Einer der Antragsteller ist der Veddeler Sozialdemokrat Klaus Lübke (46). "Manchmal riecht das ganz fein nach Schokolade", sagt der Wirtschaftsprüfer, "das stört dann nur die Muslime im Fastenmonat Ramadan. Aber wenn der Geruch intensiver wird, dann verwandelt er sich in einen süßlichen Kadavergeruch. Die Fabrik liegt östlich des Wohngebietes. Zum Glück haben wir nicht jeden Tag Ostwind."

Delfi-Finance Manager Bernd Sieksmeier bezieht zu den Vorwürfen der Bürger und Politiker Stellung: "Der Teil der Veddel, auf dem sich unsere Kakaofabrik befindet, ist als gewerblich-industrieller Standort ausgewiesen. Bei der Verarbeitung von Kakaobohnen in Kakaohalbfabrikate kommt es wie in jeder industriellen Verarbeitung zu Emissionen, die im Rahmen der gesetzlichen Grenzwerte liegen." Delfi Cocoa röstet Kakaobohnen. "Dabei können spezifische Aromen freigesetzt werden, die unser Gebäude durch Filteranlagen vorschriftsmäßig verlassen", sagt der Delfi-Mann. "Die Verarbeitung von Kakaobohnen kann nirgendwo auf der Welt geruchsneutral durchgeführt werden. Delfi Cocoa wird sich in allen Phasen der Produktion weiter strikt an die staatlichen Auflagen halten, die für die Fabrik auf der Veddel gelten."
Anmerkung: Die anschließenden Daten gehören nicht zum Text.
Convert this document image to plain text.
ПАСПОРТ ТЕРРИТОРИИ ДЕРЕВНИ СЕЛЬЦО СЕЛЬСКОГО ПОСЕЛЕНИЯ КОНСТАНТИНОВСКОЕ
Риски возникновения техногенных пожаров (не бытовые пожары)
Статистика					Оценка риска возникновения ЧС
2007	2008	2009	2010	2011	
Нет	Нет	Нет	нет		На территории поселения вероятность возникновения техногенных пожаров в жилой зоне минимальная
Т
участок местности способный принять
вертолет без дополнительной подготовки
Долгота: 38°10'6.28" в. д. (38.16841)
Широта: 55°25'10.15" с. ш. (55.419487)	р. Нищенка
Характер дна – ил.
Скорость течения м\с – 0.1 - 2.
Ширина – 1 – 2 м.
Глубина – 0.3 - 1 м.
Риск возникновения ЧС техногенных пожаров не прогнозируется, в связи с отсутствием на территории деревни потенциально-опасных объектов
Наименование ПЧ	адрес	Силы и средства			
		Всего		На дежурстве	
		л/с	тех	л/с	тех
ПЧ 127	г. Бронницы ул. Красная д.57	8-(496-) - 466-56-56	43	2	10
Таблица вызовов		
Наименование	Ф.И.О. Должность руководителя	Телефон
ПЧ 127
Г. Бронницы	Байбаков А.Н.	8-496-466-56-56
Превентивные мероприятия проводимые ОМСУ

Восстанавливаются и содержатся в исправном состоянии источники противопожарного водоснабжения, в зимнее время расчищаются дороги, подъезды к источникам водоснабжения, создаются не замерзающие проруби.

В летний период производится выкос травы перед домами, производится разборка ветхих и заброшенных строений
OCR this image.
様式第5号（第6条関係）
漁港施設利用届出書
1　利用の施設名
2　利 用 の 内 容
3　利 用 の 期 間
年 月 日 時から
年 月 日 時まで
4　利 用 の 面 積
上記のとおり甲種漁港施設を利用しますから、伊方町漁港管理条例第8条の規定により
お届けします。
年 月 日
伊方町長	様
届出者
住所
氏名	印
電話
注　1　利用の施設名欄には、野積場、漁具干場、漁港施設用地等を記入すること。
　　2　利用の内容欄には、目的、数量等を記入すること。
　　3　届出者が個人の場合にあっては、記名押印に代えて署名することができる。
Die Genehmigungsauflagen, so Sieksmeier, seien "voll erfüllt worden und entsprechen den gesetzlichen Vorschriften. Im Rahmen eines TÜV-Gutachtens, dessen Bestandteil auch eine Emissionsprognose war, hat Delfi Cocoa alle Voraussetzungen erfüllt".

Diese Emissionsprognose sollte die Menschen in einem anderen Stadtteil aufhorchen lassen. Sieksmeier: "Sie zeigt einen Hauptemissionsschwerpunkt in Richtung Rothenburgsort und nicht in Richtung Veddel/Wilhelmsburg."